1.   PROPOSAL TO ELECT THREE CLASS II DIRECTORS to serve until the 2002 annual
     meeting of shareholders. To withhold authority for any individual, strike
     through his name below.

         o For all nominees listed (except as marked to the contrary)  
         o WITHHOLD AUTHORITY to vote for all nominees listed

     Nominees:    CLASS II DIRECTORS:       
                  Jack Calderon, Charles E. Hewitson and Robert K. McNamara

2.   PROPOSAL TO RATIFY THE SELECTION OF KPMG LLP as the independent auditors to
     audit the financial statements of the Company for the fiscal year ending
     December 31, 1999.

                o FOR                       o AGAINST             o ABSTAIN

            PLEASE DATE AND SIGN ON REVERSE SIDE AND RETURN PROMPTLY IN ENCLOSED
            ENVELOPE.

<PAGE>


     The shares represented by this proxy will be voted as directed by the
shareholder.

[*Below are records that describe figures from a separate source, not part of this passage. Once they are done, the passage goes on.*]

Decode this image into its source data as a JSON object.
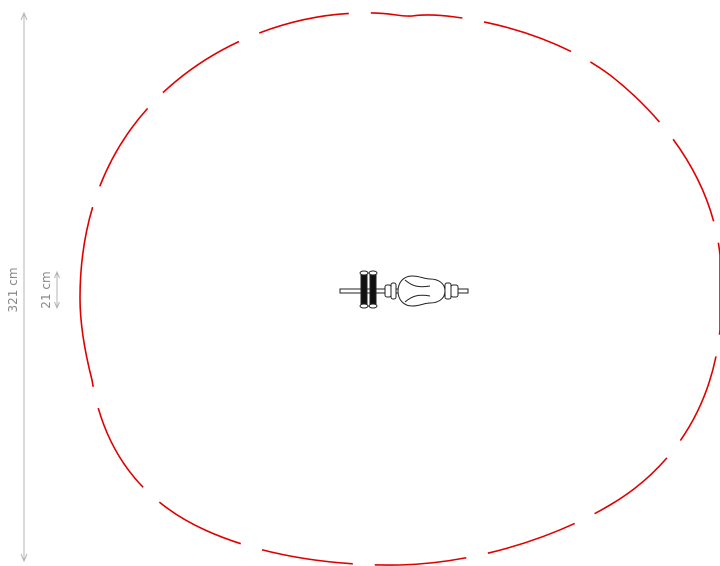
{
  "dimensions": {
    "overall_height": "321 cm",
    "equipment_width": "21 cm"
  },
  "colors": {
    "safety_zone": "#e00000",
    "dimension_line": "#b4b4b4",
    "dimension_text": "#888888",
    "equipment_outline": "#222222",
    "equipment_fill": "#111111"
  },
  "elements": {
    "safety_zone_style": "dashed-outline",
    "equipment_icon": "fitness-equipment-top-view-icon"
  }
}
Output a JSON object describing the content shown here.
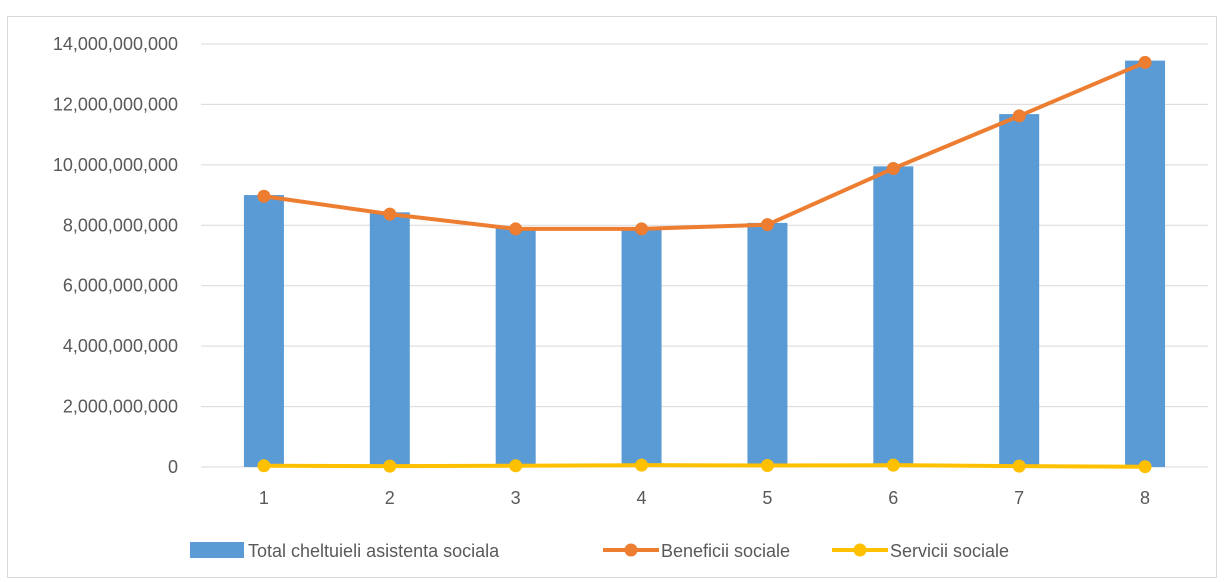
{
  "chart_data": {
    "type": "bar",
    "title": "",
    "xlabel": "",
    "ylabel": "",
    "categories": [
      "1",
      "2",
      "3",
      "4",
      "5",
      "6",
      "7",
      "8"
    ],
    "ylim": [
      0,
      14000000000
    ],
    "yticks": [
      0,
      2000000000,
      4000000000,
      6000000000,
      8000000000,
      10000000000,
      12000000000,
      14000000000
    ],
    "ytick_labels": [
      "0",
      "2,000,000,000",
      "4,000,000,000",
      "6,000,000,000",
      "8,000,000,000",
      "10,000,000,000",
      "12,000,000,000",
      "14,000,000,000"
    ],
    "grid": true,
    "legend_position": "bottom",
    "series": [
      {
        "name": "Total cheltuieli asistenta sociala",
        "type": "bar",
        "color": "#5b9bd5",
        "values": [
          9000000000,
          8430000000,
          7930000000,
          7940000000,
          8080000000,
          9950000000,
          11680000000,
          13450000000
        ]
      },
      {
        "name": "Beneficii sociale",
        "type": "line",
        "color": "#ed7d31",
        "values": [
          8960000000,
          8370000000,
          7880000000,
          7880000000,
          8020000000,
          9880000000,
          11620000000,
          13390000000
        ]
      },
      {
        "name": "Servicii sociale",
        "type": "line",
        "color": "#ffc000",
        "values": [
          40000000,
          30000000,
          40000000,
          60000000,
          50000000,
          60000000,
          30000000,
          10000000
        ]
      }
    ]
  }
}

In his discretion, either named proxy may vote on such other
business as may properly come before the Annual Meeting or any adjournments or
postponements thereof.

     This proxy revokes all prior proxies with respect to the Annual Meeting and
may be revoked prior to exercise. Receipt of the Notice of Annual Meeting of
Shareholders and the Proxy Statement relating to the Annual Meeting is hereby
acknowledged.

     TO VOTE IN ACCORDANCE WITH THE BOARD OF DIRECTORS RECOMMENDATION, MERELY
SIGN BELOW; NO BOXES NEED TO BE CHECKED

                                                     Please mark, sign, date and
                                                     return the proxy card
                                                     promptly, using the
                                                     enclosed envelope.


                                                     Date           , 1999



                                                     Signature



                                                     Signature (if held jointly)



                                                     Title


                                                     Please sign exactly as name
                                                     appears hereon. When shares
                                                     are held by joint tenants,
                                                     both should sign. When
                                                     signing as attorney, as
                                                     executor, administrator,
                                                     trustee or guardian, please
                                                     give full title as such. If
                                                     a corporation, please sign
                                                     in full corporate name by
                                                     President or other
                                                     authorized officer. If a
                                                     partnership, please sign in
                                                     partnership name by
                                                     authorized person.